On the COVID-19 vaccine, he said that is the most worrisome problem in Sokoto state, because as a global pandemic one cannot say the virus does not exist.

“Vaccination against it is something that again because of the misinformation and disinformation the people are not taking it.

“I have taken may first and second doses of the COVID-19 vaccine and in all the doses I took I have not felt any change in my system,” he said.

El-Kurebe further urged people who have experience of COVID-19 virus to continue to come out openly and speak to people on the effects of the virus and the need for them to take the vaccine.

Also speaking to NAN, Malam Bello Shehu, a trader at the Sokoto Central Market, said they believe on the existence of COVID-19 pandemic but, “we have the belief that only God can prevent his servant from becoming a victim.

“However, we have not taken the vaccine because of the information we received of some countries in the world rejecting it for its side effect.

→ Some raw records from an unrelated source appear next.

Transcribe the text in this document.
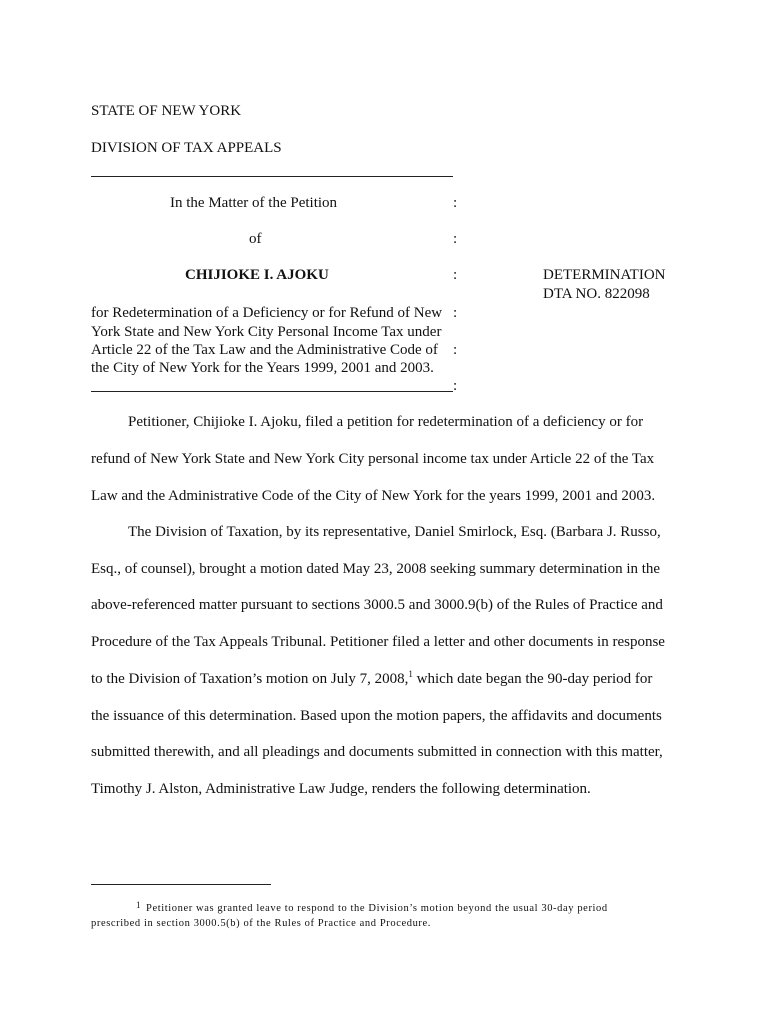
STATE OF NEW YORK
DIVISION OF TAX APPEALS
In the Matter of the Petition	:
of	:
CHIJIOKE I. AJOKU	:	DETERMINATION
DTA NO. 822098
for Redetermination of a Deficiency or for Refund of New :
York State and New York City Personal Income Tax under
Article 22 of the Tax Law and the Administrative Code of :
the City of New York for the Years 1999, 2001 and 2003.
:
Petitioner, Chijioke I. Ajoku, filed a petition for redetermination of a deficiency or for
refund of New York State and New York City personal income tax under Article 22 of the Tax
Law and the Administrative Code of the City of New York for the years 1999, 2001 and 2003.
The Division of Taxation, by its representative, Daniel Smirlock, Esq. (Barbara J. Russo,
Esq., of counsel), brought a motion dated May 23, 2008 seeking summary determination in the
above-referenced matter pursuant to sections 3000.5 and 3000.9(b) of the Rules of Practice and
Procedure of the Tax Appeals Tribunal. Petitioner filed a letter and other documents in response
to the Division of Taxation’s motion on July 7, 2008,$^1$ which date began the 90-day period for
the issuance of this determination. Based upon the motion papers, the affidavits and documents
submitted therewith, and all pleadings and documents submitted in connection with this matter,
Timothy J. Alston, Administrative Law Judge, renders the following determination.
1 Petitioner was granted leave to respond to the Division’s motion beyond the usual 30-day period
prescribed in section 3000.5(b) of the Rules of Practice and Procedure.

“But I want to assure you that in the future if we are fully convinced that it has no negative effects in our health we will take it, because, even our religion has permitted us to take vaccines whenever there is a pandemic,” he said.

On the preventive measures, Shehu said that the traders are not using face masks or sanitizers in order not to be avoided, “because some customers when they see you with face mask, they will not come to you to buy.”

On his part, Malam Abubakar Wanzam, a traditional barber in Sokoto, told NAN that he has never believed in the existence of COVID-19 in Nigeria.

According to him, the story is the same on the existence of Laser Fever and Ebola which had come and gone.

“Our people in the rural areas are only concerned about security, to live peacefully, free from bandits and kidnappers not any more. We don’t have coronavirus, because we didn’t believe it ever exists,” he said.

On the fatality rate occasioned by the COVID-19 pandemic, Wanzam said that he believes the deaths are natural ones.

“This is because the people who lost their lives from gastro-enteritis and other disasters are much more in number than the number of death recorded for the said COVID-19,” he added.